As the price of food continues to rise, restaurants are seeking inventive ways to pad out smaller portions and keep profit margins up. This was the topic du jour at the recent Atlantic City Restaurant Gala, and the Washington Post has an article outlining ingredient-slimming tips given to restaurant owners. Some of them seem downright shady:

Lots of restaurants are buying smaller plates to make the reduced servings look just as large, or lighter silverware so that even if there are fewer bites per serving, each bite feels heavier than usual on the fork. A la carte portions of high-priced dishes—steaks, for example—are getting pared back and surrounded by low-cost starches and vegetables.

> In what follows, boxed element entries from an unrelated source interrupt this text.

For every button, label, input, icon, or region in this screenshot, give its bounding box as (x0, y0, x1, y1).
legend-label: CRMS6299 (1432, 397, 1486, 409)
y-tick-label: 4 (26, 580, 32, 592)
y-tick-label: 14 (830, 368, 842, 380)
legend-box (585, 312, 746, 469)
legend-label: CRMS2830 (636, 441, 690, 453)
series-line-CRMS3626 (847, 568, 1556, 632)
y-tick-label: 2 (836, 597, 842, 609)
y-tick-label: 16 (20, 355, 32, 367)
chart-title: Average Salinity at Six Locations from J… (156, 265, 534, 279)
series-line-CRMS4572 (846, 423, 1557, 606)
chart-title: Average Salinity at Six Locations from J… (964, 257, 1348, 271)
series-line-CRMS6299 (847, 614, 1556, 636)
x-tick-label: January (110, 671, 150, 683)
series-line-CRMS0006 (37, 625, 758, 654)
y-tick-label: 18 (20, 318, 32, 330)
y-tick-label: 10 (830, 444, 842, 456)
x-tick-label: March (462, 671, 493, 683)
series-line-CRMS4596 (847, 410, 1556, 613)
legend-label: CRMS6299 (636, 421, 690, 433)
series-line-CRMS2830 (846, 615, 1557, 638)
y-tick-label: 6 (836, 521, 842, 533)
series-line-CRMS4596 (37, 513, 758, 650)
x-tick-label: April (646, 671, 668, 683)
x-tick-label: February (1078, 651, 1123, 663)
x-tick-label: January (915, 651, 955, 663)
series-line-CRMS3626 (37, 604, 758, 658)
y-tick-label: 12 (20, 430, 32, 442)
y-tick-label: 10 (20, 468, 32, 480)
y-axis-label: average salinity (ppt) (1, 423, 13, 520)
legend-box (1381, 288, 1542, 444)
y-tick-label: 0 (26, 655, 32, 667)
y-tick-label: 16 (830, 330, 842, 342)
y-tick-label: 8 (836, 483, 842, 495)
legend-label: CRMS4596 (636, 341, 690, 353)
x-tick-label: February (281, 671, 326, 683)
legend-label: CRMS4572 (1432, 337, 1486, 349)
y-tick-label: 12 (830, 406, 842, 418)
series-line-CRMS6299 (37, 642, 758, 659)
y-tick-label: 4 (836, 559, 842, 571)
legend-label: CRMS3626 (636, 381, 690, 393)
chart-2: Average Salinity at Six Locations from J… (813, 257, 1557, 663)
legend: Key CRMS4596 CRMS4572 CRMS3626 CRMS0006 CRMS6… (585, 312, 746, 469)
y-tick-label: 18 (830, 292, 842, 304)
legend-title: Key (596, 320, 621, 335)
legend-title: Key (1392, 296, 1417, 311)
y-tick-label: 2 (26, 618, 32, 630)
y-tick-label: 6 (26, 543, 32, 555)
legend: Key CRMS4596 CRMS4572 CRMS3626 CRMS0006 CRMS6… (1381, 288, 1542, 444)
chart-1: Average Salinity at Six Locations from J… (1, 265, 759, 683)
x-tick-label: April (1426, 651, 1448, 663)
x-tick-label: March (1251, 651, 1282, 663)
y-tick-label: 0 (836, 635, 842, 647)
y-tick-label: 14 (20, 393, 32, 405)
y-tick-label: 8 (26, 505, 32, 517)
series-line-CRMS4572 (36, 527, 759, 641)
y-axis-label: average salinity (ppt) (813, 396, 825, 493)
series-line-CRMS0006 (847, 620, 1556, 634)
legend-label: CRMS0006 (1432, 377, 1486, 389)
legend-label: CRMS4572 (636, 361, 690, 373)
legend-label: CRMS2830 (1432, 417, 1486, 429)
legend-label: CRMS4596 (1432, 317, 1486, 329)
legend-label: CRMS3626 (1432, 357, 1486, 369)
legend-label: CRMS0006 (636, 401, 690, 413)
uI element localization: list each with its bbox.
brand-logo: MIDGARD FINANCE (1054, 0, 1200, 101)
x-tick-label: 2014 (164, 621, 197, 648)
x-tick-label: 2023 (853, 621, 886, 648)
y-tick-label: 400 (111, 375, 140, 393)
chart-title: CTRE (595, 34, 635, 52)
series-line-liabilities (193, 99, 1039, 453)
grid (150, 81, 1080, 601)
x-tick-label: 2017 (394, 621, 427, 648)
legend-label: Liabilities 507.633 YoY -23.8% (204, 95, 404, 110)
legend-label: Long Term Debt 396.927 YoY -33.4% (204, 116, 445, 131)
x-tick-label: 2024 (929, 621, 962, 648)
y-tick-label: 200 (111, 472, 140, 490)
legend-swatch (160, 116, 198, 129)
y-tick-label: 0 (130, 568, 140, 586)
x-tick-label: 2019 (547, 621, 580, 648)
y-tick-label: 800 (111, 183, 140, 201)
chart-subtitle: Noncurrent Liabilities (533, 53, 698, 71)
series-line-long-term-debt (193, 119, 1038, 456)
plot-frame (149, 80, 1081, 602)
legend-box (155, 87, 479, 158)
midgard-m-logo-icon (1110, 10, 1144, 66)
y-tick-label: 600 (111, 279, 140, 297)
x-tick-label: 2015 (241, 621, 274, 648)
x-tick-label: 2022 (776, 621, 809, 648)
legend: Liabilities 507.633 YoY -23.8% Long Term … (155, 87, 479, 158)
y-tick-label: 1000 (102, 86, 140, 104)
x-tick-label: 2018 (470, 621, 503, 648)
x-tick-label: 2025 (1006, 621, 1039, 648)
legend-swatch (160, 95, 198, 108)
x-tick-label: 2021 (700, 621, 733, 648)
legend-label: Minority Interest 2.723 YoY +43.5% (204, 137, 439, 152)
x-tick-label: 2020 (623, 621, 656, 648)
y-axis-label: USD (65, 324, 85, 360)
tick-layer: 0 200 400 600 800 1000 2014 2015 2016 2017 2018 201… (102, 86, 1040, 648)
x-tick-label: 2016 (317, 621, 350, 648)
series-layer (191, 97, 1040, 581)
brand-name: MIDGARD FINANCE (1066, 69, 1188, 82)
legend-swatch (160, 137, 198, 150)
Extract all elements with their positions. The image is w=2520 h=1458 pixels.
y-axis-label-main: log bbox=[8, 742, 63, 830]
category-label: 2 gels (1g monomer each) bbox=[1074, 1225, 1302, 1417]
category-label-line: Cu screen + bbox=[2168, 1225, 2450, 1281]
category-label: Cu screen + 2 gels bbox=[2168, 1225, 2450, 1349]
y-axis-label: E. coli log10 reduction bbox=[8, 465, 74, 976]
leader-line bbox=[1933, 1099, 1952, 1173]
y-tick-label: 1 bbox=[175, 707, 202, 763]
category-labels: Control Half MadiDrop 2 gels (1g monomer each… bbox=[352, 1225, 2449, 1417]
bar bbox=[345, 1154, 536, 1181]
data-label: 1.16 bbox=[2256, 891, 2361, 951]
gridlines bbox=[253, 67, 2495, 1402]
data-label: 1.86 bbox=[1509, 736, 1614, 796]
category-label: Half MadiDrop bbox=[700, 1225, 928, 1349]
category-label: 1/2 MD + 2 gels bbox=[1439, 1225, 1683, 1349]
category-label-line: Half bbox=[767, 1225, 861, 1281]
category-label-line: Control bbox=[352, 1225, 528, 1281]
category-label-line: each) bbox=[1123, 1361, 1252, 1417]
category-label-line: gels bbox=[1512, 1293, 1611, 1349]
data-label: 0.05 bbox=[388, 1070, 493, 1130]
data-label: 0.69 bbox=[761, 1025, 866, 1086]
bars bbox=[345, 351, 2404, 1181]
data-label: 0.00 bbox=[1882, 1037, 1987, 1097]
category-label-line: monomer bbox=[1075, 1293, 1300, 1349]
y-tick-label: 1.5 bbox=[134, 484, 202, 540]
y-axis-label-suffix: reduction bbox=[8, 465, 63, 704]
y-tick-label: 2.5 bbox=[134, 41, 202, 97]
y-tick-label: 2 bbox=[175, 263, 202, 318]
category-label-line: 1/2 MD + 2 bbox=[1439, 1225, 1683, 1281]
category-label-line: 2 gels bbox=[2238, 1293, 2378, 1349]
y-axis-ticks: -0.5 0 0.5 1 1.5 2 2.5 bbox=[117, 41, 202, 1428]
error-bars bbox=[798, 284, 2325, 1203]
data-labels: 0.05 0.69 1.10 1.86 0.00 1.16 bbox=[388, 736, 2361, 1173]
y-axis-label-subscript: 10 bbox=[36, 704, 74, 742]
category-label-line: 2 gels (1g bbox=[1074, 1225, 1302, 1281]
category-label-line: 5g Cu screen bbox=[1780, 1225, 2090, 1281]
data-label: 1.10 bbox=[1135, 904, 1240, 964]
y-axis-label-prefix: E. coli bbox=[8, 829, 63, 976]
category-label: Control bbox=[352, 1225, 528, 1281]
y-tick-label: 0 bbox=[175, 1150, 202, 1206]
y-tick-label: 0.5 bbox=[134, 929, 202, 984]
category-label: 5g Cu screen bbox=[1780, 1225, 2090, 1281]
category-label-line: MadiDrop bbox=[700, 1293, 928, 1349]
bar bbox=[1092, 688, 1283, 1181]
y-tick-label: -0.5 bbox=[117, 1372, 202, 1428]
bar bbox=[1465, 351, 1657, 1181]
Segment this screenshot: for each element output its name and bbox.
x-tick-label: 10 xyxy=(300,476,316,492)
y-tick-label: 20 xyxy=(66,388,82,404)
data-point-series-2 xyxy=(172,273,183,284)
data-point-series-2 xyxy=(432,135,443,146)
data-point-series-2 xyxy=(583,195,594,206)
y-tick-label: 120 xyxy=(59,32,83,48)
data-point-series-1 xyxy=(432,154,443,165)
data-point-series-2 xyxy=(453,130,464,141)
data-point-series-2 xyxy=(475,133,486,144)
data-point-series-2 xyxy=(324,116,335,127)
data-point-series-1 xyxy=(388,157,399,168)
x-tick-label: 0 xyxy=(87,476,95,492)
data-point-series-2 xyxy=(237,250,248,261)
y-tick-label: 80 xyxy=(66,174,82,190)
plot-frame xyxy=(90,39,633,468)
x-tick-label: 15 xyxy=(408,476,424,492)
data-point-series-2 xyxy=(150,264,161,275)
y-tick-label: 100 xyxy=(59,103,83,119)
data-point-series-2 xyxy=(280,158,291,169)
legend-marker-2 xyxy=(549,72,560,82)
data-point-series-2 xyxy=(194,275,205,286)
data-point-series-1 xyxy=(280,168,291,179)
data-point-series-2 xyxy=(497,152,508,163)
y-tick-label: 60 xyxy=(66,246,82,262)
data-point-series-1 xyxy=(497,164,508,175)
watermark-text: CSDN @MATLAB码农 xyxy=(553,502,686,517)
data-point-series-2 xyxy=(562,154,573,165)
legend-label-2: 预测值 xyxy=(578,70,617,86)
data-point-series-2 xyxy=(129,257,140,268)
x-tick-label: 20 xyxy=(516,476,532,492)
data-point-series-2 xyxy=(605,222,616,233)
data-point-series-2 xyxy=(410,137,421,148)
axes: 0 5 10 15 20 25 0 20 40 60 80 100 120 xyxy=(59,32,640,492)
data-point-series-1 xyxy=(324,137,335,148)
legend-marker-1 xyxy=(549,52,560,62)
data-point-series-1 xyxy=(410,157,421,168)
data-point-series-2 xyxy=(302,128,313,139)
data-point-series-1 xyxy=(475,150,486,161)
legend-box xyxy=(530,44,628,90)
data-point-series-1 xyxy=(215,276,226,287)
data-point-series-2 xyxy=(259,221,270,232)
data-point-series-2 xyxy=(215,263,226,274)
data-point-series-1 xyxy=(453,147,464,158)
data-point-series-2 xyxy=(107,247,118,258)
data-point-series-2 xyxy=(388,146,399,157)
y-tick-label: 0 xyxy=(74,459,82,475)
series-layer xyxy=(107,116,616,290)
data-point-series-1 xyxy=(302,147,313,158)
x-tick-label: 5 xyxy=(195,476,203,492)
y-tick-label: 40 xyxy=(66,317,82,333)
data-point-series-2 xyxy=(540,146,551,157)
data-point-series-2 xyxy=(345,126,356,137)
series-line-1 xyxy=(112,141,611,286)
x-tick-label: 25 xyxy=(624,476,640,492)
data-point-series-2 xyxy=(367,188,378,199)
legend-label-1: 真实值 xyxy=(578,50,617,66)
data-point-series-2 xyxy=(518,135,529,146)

Lighter silverware? Are they counting on the “dumb but rich” diner contingent? Paris Hilton, beware. The accompanying video shows how to make a 75-cent slice of cake look like it’s worth six dollars: Shove it to the side and decorate the plate by spreading out a nickel’s worth of prettily patterned sauce.

Other trompe l’oeil tactics mentioned in the piece: Tearranging the menu so that prices are less obvious (one expert recommends spelling out the numbers), and skewering shrimp before boiling them so they don’t curl up as much.

I’m sympathetic with the plight of restaurants, but I think I agree with Boston resident Nina Braun, who tells the Boston Globe that, if she notices a restaurant cutting back on portions or quality, she plans to stay away. When there’s a fork in the road, I’ll take the normal weight one, please, even if I have to pay more.